To parse a JSON string into a Dart object, use jsonDecode:
import 'dart:convert';
void main() {
const jsonString = '{"name": "Alice", "age": 25, "isStudent": false}';
final Map<String, dynamic> data = jsonDecode(jsonString);
print(data['name']); // Alice
print(data['age']); // 25
}
But working with raw maps is messy. The real power comes from creating model classes.
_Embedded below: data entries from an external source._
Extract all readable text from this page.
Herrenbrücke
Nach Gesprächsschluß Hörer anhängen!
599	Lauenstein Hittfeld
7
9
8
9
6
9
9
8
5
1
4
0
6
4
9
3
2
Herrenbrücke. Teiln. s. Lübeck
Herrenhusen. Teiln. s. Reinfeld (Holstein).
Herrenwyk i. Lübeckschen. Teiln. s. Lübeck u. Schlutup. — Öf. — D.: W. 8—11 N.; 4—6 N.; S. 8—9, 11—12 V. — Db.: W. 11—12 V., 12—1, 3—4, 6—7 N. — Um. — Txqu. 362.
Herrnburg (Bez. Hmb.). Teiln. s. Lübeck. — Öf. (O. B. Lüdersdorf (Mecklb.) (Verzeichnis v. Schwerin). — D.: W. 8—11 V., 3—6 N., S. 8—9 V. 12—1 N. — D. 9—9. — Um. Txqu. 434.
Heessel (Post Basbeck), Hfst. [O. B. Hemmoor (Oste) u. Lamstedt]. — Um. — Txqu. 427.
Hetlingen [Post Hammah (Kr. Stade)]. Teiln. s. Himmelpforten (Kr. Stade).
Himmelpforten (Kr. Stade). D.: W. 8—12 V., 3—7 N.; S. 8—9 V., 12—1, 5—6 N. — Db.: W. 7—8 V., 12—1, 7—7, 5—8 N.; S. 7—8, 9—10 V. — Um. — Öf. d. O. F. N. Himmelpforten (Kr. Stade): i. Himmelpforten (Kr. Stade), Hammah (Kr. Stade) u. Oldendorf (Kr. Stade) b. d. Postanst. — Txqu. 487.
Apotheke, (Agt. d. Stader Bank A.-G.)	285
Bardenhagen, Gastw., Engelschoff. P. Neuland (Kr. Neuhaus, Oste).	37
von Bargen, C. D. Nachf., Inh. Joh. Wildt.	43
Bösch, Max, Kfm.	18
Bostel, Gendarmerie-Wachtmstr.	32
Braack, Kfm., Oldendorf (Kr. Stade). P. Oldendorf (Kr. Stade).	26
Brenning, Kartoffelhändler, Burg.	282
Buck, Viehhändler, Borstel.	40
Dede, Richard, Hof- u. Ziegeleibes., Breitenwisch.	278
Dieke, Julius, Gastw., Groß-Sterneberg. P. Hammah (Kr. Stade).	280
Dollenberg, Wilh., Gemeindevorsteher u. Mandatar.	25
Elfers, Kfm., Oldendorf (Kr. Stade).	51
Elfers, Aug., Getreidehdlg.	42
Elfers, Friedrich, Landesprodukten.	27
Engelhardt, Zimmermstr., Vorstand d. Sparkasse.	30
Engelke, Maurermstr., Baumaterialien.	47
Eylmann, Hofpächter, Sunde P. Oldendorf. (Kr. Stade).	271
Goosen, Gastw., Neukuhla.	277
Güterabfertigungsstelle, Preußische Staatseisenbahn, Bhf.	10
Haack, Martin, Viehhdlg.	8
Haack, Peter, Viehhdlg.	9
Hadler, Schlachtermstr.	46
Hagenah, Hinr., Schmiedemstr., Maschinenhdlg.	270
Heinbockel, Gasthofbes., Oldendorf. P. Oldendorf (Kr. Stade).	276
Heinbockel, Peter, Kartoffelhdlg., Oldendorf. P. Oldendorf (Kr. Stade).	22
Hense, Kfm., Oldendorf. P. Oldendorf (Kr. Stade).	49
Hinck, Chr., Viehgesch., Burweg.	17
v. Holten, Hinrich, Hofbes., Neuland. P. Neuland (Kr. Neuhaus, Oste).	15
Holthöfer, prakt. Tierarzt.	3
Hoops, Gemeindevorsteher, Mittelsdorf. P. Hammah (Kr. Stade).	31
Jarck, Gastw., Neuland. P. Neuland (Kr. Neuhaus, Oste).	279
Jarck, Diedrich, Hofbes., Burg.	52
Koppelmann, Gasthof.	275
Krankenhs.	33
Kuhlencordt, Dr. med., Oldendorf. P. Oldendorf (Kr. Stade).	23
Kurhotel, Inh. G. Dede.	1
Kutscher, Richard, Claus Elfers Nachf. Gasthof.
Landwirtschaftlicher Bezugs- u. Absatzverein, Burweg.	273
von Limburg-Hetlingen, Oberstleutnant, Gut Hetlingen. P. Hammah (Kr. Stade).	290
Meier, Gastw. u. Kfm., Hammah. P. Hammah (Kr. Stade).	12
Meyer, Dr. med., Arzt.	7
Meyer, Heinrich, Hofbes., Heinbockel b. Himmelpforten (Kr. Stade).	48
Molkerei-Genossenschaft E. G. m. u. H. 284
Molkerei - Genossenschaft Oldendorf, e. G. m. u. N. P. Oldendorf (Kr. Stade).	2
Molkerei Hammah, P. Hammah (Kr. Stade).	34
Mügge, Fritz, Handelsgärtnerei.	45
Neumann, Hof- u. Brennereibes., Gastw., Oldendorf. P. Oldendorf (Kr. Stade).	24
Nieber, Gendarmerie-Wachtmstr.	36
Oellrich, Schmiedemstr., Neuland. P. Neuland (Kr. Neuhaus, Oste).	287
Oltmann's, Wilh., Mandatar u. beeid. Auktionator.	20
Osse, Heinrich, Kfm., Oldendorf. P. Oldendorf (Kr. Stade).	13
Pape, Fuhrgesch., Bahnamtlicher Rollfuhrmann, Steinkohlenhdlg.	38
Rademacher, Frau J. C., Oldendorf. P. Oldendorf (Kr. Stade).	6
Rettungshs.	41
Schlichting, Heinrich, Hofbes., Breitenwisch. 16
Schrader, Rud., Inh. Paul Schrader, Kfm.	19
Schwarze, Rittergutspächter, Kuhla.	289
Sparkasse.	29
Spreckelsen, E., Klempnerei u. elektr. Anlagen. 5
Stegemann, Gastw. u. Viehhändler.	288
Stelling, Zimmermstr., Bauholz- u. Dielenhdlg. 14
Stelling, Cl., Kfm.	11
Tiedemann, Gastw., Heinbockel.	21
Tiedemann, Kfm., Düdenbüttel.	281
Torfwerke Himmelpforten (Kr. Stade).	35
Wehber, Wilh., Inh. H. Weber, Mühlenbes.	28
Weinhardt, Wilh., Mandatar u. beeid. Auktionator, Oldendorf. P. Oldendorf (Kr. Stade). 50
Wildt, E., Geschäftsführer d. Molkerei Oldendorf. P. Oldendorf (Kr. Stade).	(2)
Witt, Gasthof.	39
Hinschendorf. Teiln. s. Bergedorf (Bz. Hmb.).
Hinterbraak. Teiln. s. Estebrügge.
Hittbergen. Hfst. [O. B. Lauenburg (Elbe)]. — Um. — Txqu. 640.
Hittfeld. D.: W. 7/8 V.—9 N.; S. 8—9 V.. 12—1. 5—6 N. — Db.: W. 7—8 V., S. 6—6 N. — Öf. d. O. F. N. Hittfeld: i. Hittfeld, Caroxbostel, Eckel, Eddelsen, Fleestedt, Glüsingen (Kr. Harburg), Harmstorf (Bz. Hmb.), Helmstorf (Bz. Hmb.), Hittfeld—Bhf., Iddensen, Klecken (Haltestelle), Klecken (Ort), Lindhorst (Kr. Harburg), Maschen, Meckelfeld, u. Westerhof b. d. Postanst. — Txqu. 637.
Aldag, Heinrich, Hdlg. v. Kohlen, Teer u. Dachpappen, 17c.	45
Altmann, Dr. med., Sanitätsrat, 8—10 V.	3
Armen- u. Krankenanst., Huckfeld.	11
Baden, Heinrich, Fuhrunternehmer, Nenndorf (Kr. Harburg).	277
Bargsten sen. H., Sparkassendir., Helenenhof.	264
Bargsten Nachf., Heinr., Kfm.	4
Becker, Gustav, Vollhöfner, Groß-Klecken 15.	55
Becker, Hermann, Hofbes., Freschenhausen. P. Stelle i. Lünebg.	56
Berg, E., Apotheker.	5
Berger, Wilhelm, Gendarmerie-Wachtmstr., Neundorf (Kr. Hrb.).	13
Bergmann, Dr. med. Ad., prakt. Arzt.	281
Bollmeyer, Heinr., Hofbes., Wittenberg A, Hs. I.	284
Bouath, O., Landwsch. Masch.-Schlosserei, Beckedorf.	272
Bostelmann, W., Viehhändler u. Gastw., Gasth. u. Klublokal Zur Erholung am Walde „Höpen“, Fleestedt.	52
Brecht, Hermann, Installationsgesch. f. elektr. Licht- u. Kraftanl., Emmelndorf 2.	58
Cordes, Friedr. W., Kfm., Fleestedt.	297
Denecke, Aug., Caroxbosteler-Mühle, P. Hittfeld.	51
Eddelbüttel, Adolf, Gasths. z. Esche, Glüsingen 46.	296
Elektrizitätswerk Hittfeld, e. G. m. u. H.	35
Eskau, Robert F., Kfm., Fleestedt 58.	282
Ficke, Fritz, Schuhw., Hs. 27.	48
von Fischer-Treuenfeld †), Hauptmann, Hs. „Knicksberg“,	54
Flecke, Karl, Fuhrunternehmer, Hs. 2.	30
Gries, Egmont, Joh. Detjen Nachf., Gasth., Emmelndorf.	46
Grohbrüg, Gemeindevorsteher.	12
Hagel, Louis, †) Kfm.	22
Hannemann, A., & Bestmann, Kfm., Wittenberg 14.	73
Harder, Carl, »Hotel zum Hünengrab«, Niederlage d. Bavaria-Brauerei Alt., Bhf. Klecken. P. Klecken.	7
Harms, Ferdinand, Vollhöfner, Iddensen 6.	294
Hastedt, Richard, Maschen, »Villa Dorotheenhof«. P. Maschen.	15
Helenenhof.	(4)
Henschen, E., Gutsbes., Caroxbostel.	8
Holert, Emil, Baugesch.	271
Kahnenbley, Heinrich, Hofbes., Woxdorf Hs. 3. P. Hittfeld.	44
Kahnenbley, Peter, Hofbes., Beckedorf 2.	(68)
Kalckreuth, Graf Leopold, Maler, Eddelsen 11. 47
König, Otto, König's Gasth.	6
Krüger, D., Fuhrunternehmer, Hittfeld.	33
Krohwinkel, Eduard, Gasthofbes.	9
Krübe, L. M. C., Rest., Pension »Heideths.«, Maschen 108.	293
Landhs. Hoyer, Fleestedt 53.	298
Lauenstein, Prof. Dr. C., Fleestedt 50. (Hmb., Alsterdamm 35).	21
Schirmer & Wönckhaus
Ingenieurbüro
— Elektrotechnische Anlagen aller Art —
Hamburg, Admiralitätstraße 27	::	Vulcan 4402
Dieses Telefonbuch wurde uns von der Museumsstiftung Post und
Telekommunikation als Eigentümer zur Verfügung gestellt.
You define a class with a fromJson factory constructor:
class User {
final String name;
final int age;
final bool isStudent;
User({
required this.name,
required this.age,
required this.isStudent,
});
factory User.fromJson(Map<String, dynamic> json) {
return User(
name: json['name'] as String,
age: json['age'] as int,
isStudent: json['isStudent'] as bool,
);
}
}
Now you can parse JSON with a clean, type-safe API:
final jsonString = '{"name": "Alice", "age": 25, "isStudent": false}';
final Map<String, dynamic> jsonMap = jsonDecode(jsonString);
final user = User.fromJson(jsonMap);
print(user.name); // Alice
// user.age = 30; // Error! age is final
To convert an object back to JSON, add a toJson method:
class User {
final String name;
final int age;
final bool isStudent;
User({
required this.name,
required this.age,
required this.isStudent,
});
factory User.fromJson(Map<String, dynamic> json) {
return User(
name: json['name'] as String,
age: json['age'] as int,
isStudent: json['isStudent'] as bool,
);
}
Map<String, dynamic> toJson() {
return {
'name': name,
'age': age,
'isStudent': isStudent,
};
}
}
// Usage
final user = User(name: 'Bob', age: 30, isStudent: true);
final jsonString = jsonEncode(user.toJson());
print(jsonString);
// {"name":"Bob","age":30,"isStudent":true}
Handling nested JSON works the same way — just chain your fromJson calls:
class Team {
final String teamName;
final User captain;
Team({required this.teamName, required this.captain});
factory Team.fromJson(Map<String, dynamic> json) {
return Team(
teamName: json['teamName'] as String,
captain: User.fromJson(json['captain'] as Map<String, dynamic>),
);
}
}
These patterns keep your code organized and make API data easy to work with throughout your app.